The villagers were generally very kind and compassionate towards pupils knowing that many of them had left their parents and guardians very far away.
Fortunately, peace was restored.
We were more affected by the conflict because for a whole week there was nothing at our beloved Zanzibar Market (Pa Zanzi) near Cohen (Mwakoweni) Compound.
There was no amabote (boiled fresh cassava), no ozamwina (fried fish), no ifitumbuwa (fritters) and no tutobomutwe (home-made crunchy cookies).
It was dangerous to sneak into Kashikishi to buy the delicacies. We were therefore very happy when the villagers started coming to Zanzi again.
Mr Katebe recalled the episode with relish.
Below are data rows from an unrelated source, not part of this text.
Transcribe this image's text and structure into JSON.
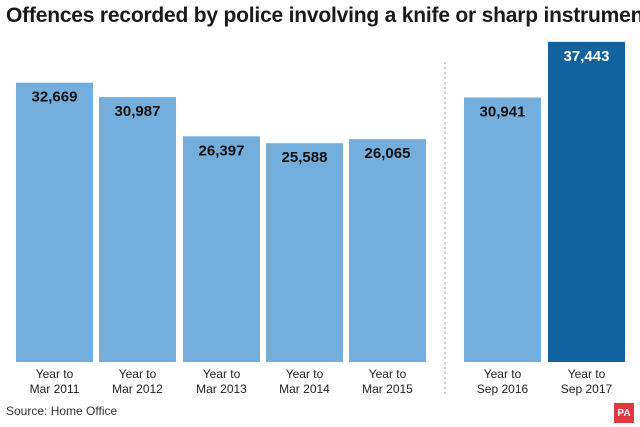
{
  "title": "Offences recorded by police involving a knife or sharp instrument",
  "source": "Source: Home Office",
  "logo_text": "PA",
  "colors": {
    "bar": "#74aedc",
    "highlight_bar": "#10639e",
    "label_dark": "#111111",
    "label_light": "#ffffff",
    "divider": "#9a9a9a"
  },
  "chart_data": {
    "type": "bar",
    "title": "Offences recorded by police involving a knife or sharp instrument",
    "categories": [
      [
        "Year to",
        "Mar 2011"
      ],
      [
        "Year to",
        "Mar 2012"
      ],
      [
        "Year to",
        "Mar 2013"
      ],
      [
        "Year to",
        "Mar 2014"
      ],
      [
        "Year to",
        "Mar 2015"
      ],
      [
        "Year to",
        "Sep 2016"
      ],
      [
        "Year to",
        "Sep 2017"
      ]
    ],
    "values": [
      32669,
      30987,
      26397,
      25588,
      26065,
      30941,
      37443
    ],
    "value_labels": [
      "32,669",
      "30,987",
      "26,397",
      "25,588",
      "26,065",
      "30,941",
      "37,443"
    ],
    "highlight_index": 6,
    "group_break_after_index": 4,
    "ylim": [
      0,
      40000
    ],
    "grid": false,
    "xlabel": "",
    "ylabel": ""
  }
}
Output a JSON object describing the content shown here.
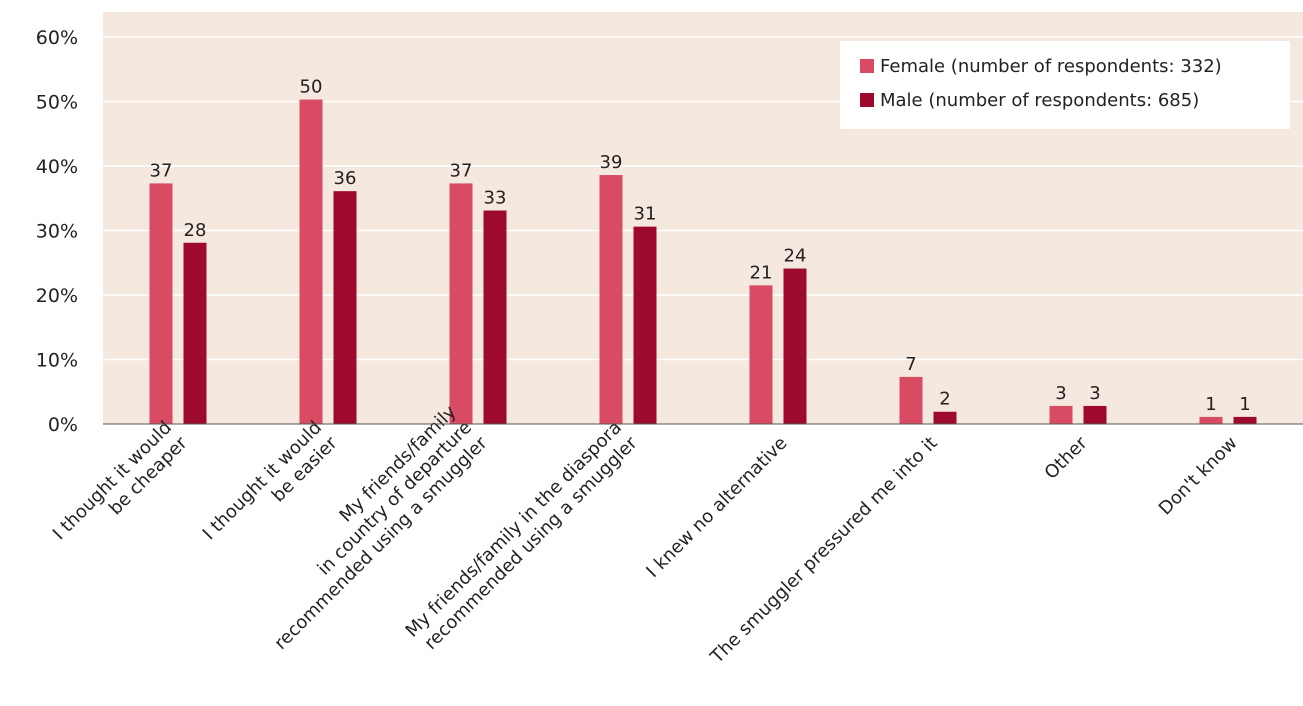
{
  "chart_data": {
    "type": "bar",
    "categories": [
      [
        "I thought it would",
        "be cheaper"
      ],
      [
        "I thought it would",
        "be easier"
      ],
      [
        "My friends/family",
        "in country of departure",
        "recommended using a smuggler"
      ],
      [
        "My friends/family in the diaspora",
        "recommended using a smuggler"
      ],
      [
        "I knew no alternative"
      ],
      [
        "The smuggler pressured me into it"
      ],
      [
        "Other"
      ],
      [
        "Don't know"
      ]
    ],
    "series": [
      {
        "name": "Female (number of respondents: 332)",
        "color": "#d94a63",
        "values": [
          37.3,
          50.3,
          37.3,
          38.6,
          21.5,
          7.3,
          2.8,
          1.1
        ]
      },
      {
        "name": "Male (number of respondents: 685)",
        "color": "#9e0a2e",
        "values": [
          28.1,
          36.1,
          33.1,
          30.6,
          24.1,
          1.9,
          2.8,
          1.1
        ]
      }
    ],
    "data_labels": [
      [
        "37",
        "50",
        "37",
        "39",
        "21",
        "7",
        "3",
        "1"
      ],
      [
        "28",
        "36",
        "33",
        "31",
        "24",
        "2",
        "3",
        "1"
      ]
    ],
    "ylim": [
      0,
      60
    ],
    "yticks": [
      0,
      10,
      20,
      30,
      40,
      50,
      60
    ],
    "ytick_labels": [
      "0%",
      "10%",
      "20%",
      "30%",
      "40%",
      "50%",
      "60%"
    ],
    "xlabel": "",
    "ylabel": "",
    "title": "",
    "grid": true,
    "legend_position": "top-right",
    "plot_background": "#f5e8df"
  }
}
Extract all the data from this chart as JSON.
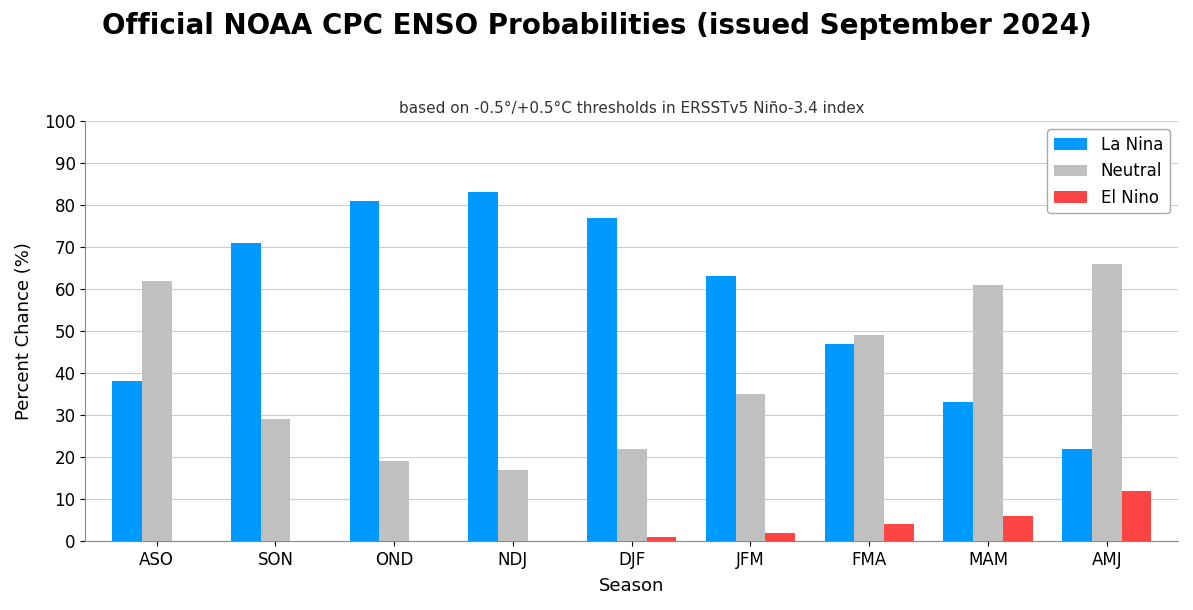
{
  "title": "Official NOAA CPC ENSO Probabilities (issued September 2024)",
  "subtitle": "based on -0.5°/+0.5°C thresholds in ERSSTv5 Niño-3.4 index",
  "xlabel": "Season",
  "ylabel": "Percent Chance (%)",
  "seasons": [
    "ASO",
    "SON",
    "OND",
    "NDJ",
    "DJF",
    "JFM",
    "FMA",
    "MAM",
    "AMJ"
  ],
  "la_nina": [
    38,
    71,
    81,
    83,
    77,
    63,
    47,
    33,
    22
  ],
  "neutral": [
    62,
    29,
    19,
    17,
    22,
    35,
    49,
    61,
    66
  ],
  "el_nino": [
    0,
    0,
    0,
    0,
    1,
    2,
    4,
    6,
    12
  ],
  "la_nina_color": "#0099ff",
  "neutral_color": "#c0c0c0",
  "el_nino_color": "#ff4444",
  "ylim": [
    0,
    100
  ],
  "yticks": [
    0,
    10,
    20,
    30,
    40,
    50,
    60,
    70,
    80,
    90,
    100
  ],
  "legend_labels": [
    "La Nina",
    "Neutral",
    "El Nino"
  ],
  "title_fontsize": 20,
  "subtitle_fontsize": 11,
  "axis_label_fontsize": 13,
  "tick_fontsize": 12,
  "legend_fontsize": 12,
  "bar_width": 0.25,
  "grid_color": "#cccccc",
  "background_color": "#ffffff"
}
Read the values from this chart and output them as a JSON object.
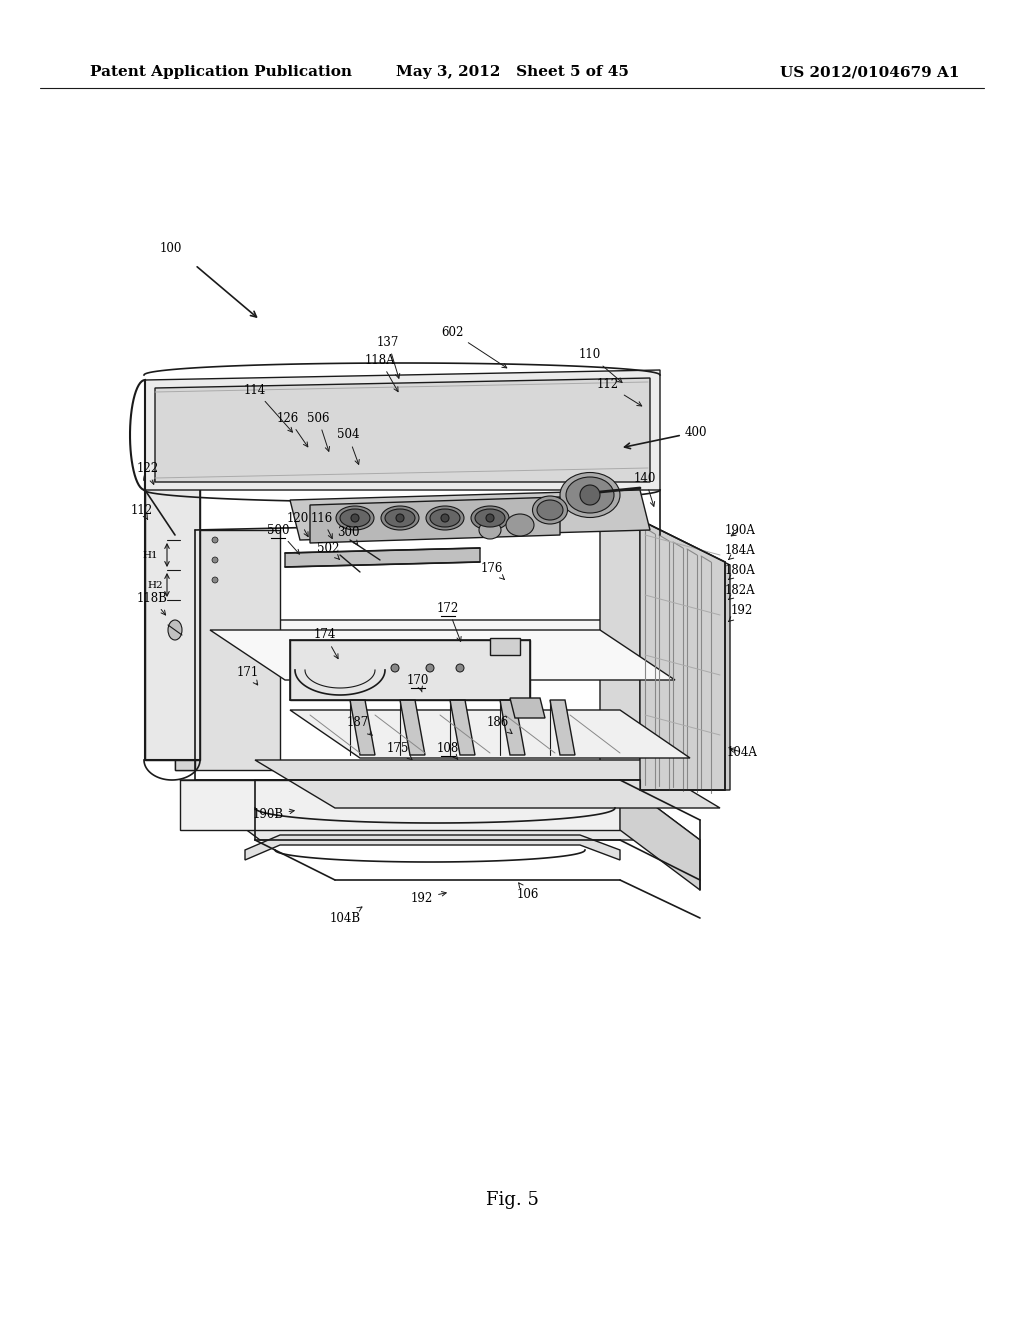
{
  "header_left": "Patent Application Publication",
  "header_mid": "May 3, 2012   Sheet 5 of 45",
  "header_right": "US 2012/0104679 A1",
  "footer_label": "Fig. 5",
  "bg_color": "#ffffff",
  "header_fontsize": 11,
  "footer_fontsize": 13,
  "label_fontsize": 8.5,
  "line_color": "#1a1a1a"
}
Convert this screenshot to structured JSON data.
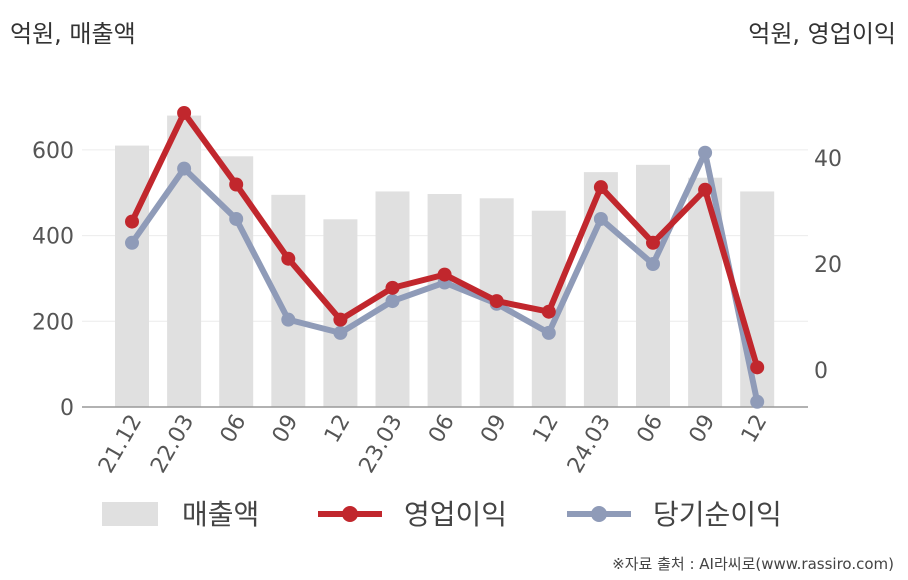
{
  "chart_data": {
    "type": "bar+line",
    "unit_left": "억원, 매출액",
    "unit_right": "억원, 영업이익",
    "categories": [
      "21.12",
      "22.03",
      "06",
      "09",
      "12",
      "23.03",
      "06",
      "09",
      "12",
      "24.03",
      "06",
      "09",
      "12"
    ],
    "y_left": {
      "range": [
        0,
        700
      ],
      "ticks": [
        0,
        200,
        400,
        600
      ]
    },
    "y_right": {
      "range": [
        -7,
        48
      ],
      "ticks": [
        0,
        20,
        40
      ]
    },
    "series": [
      {
        "name": "매출액",
        "type": "bar",
        "axis": "left",
        "color": "#e0e0e0",
        "values": [
          610,
          680,
          585,
          495,
          438,
          503,
          497,
          487,
          458,
          548,
          565,
          535,
          503
        ]
      },
      {
        "name": "영업이익",
        "type": "line",
        "axis": "right",
        "color": "#c1272d",
        "values": [
          28,
          48.5,
          35,
          21,
          9.5,
          15.5,
          18,
          13,
          11,
          34.5,
          24,
          34,
          0.5
        ]
      },
      {
        "name": "당기순이익",
        "type": "line",
        "axis": "right",
        "color": "#8f9bb8",
        "values": [
          24,
          38,
          28.5,
          9.5,
          7,
          13,
          16.5,
          12.5,
          7,
          28.5,
          20,
          41,
          -6
        ]
      }
    ],
    "grid": true,
    "legend_position": "bottom"
  },
  "source": "※자료 출처 : AI라씨로(www.rassiro.com)"
}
“It’s me who sparked the riot in 1980 after the villagers waylaid me and beat me up as I was returning from hospital,” he recalled proudly.
I was surprised to find Mr Kabaso Malisa, my former classmate and senior member of the study group I belonged to.
The other members were Chrispin Mutale, Nyemba Vincent and Bernard Sangweni.
We were also members of the Reggae Club (Jah men).
It was a wonderful reunion, and we resolved that all Lusaka-based former Nchezy pupils meet bimonthly at the Natives near Break Point.
Our secretary, Fani Chirwa, will announce the date on the Nchezy Alumni WhatsApp group. See you there!